The language is taut, elegant, and deeply human. When she describes her first taste of bias in uniform, she doesn’t dramatize it — she dissects it: “How dare he mistake me for a gang member… How dare he not even recognize that he was talking to a Marine officer just two ranks below himself.” There’s fire in her restraint.
Midway through the book, she confides, “By the time I put on that black robe, I had already learned what power can and cannot protect you from. I had already been seen, unseen, and mis-seen by every system I served.” That admission — weary and crystalline — reveals the quiet cost of achievement. Frison’s brilliance is in how she keeps turning the mirror: toward the reader, toward the nation, toward herself.
Later, in one of the book’s most searing passages, she reminds us, “We are not broken. We may be battered, bruised, and different — but we are not broken.” And by the final chapter, the tempo slows. The tone deepens. Frison writes, “My armor is softer now. I’ve learned that survival isn’t the same as peace. The scar remains, yes, but I am finally learning to bless it.”

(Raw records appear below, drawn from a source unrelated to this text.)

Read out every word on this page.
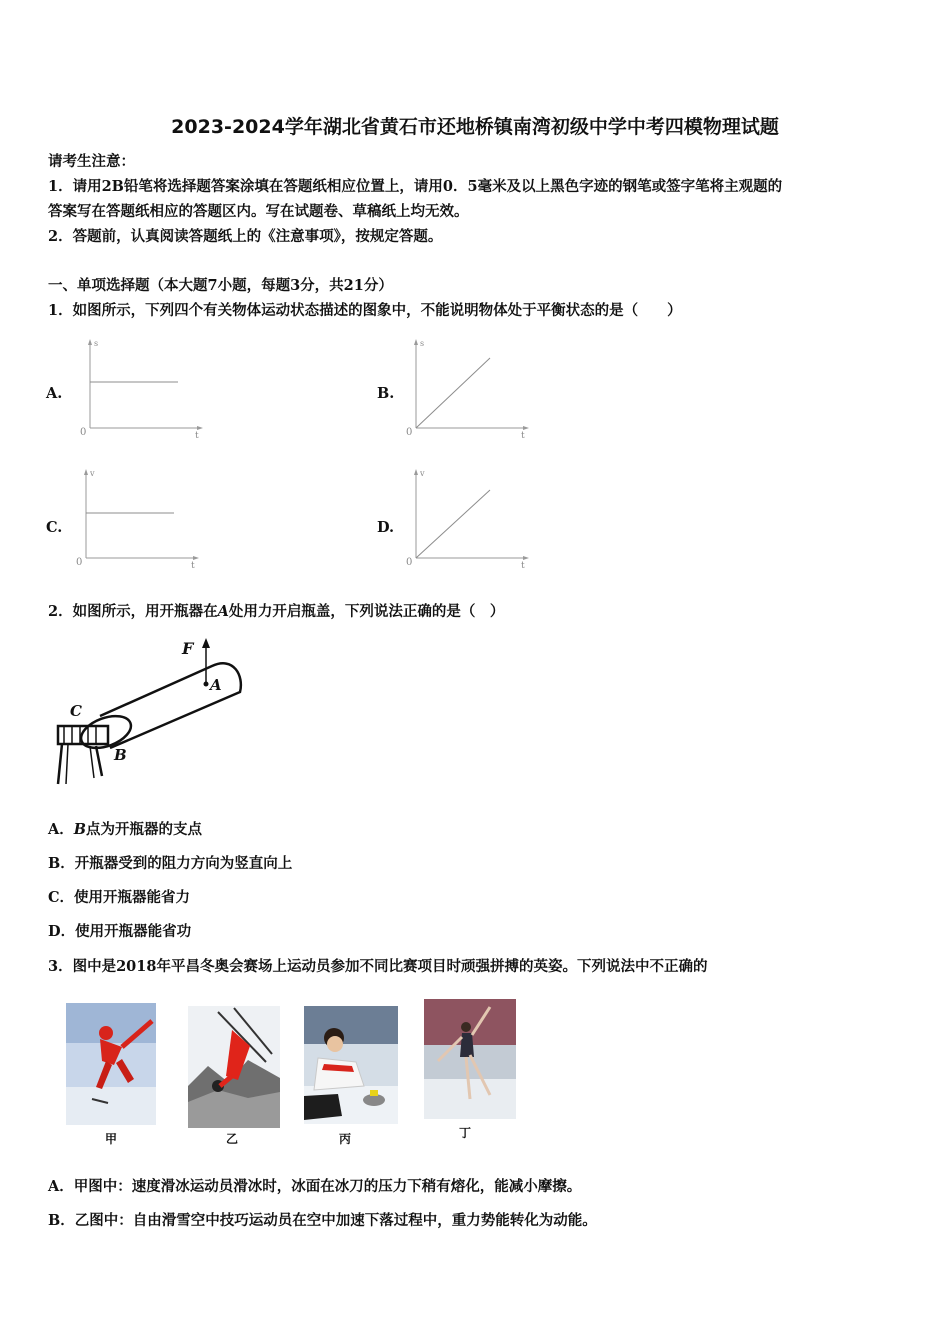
2023-2024学年湖北省黄石市还地桥镇南湾初级中学中考四模物理试题
请考生注意：
1．请用2B铅笔将选择题答案涂填在答题纸相应位置上，请用0．5毫米及以上黑色字迹的钢笔或签字笔将主观题的
答案写在答题纸相应的答题区内。写在试题卷、草稿纸上均无效。
2．答题前，认真阅读答题纸上的《注意事项》，按规定答题。
一、单项选择题（本大题7小题，每题3分，共21分）
1．如图所示，下列四个有关物体运动状态描述的图象中，不能说明物体处于平衡状态的是（　　）
A.
s
t
0
B.
s
t
0
C.
v
t
0
D.
v
t
0
2．如图所示，用开瓶器在A处用力开启瓶盖，下列说法正确的是（　）
F
A
C
B
A．B点为开瓶器的支点
B．开瓶器受到的阻力方向为竖直向上
C．使用开瓶器能省力
D．使用开瓶器能省功
3．图中是2018年平昌冬奥会赛场上运动员参加不同比赛项目时顽强拼搏的英姿。下列说法中不正确的
甲	乙	丙	丁
A．甲图中：速度滑冰运动员滑冰时，冰面在冰刀的压力下稍有熔化，能减小摩擦。
B．乙图中：自由滑雪空中技巧运动员在空中加速下落过程中，重力势能转化为动能。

That closing truth ripples back through every page before it — a benediction after battle, a song sung through grit and grace.
This book belongs in the canon of unapologetic Black women truth-tellers — alongside Morrison, Lorde, and hooks. But it also belongs in the hands of anyone who has ever been misjudged, underestimated, or asked to explain their own worthiness.
Frison’s truth is heavy, yes — but it gleams. Her scars, like her words, are luminous with survival.
Because as she reminds us, “The scar is not the ending. It’s the map.”
—Reviewed by Letta Neely
about the author
Retired Justice Shannon Frison is a distinguished legal professional and former judge who served on the Massachusetts Superior Court from 2013 to 2023, making history as the court's youngest appointee at age 39.
Prior to her tenure on the Superior Court, Justice Frison spent over four years on the Boston Municipal Court, where she developed a reputation for her commitment to justice and advocacy for the oppressed.
In 2007, she founded Frison Law Firm, P.C. in Boston, focusing on “blue collar” crime, employment law, and military justice. Her legal career includes high-profile cases in the military courts of North Carolina, Pensacola, and Okinawa, as well as complex criminal trials in Massachusetts, including a notable quadruple murder case in Dorchester.
A Major in the United States Marine Corps and a Marine Corps Judge Advocate, Justice Frison has actively contributed to military justice, serving in various capacities during her two mobilizations in support of the Global War on Terror. She is a passionate educator, having taught law at Brandeis University and Harvard Law School, where she has been a key figure in trial advocacy training.
Justice Frison is a past president of the Massachusetts Black Judges Conference and has been a vocal advocate for diversity, equity, and inclusion within the legal community. She has delivered keynote speeches on bias and diversity and is recognized for her mentorship of law students and trial lawyers.
Now retired from the bench, Justice Frison has returned to Frison Law Firm, P.C., where she continues to focus on complex criminal and civil litigation. She is an active speaker and board member for various organizations, including The Life After Prison, Inc., and remains dedicated to addressing racial disparities in the criminal justice system.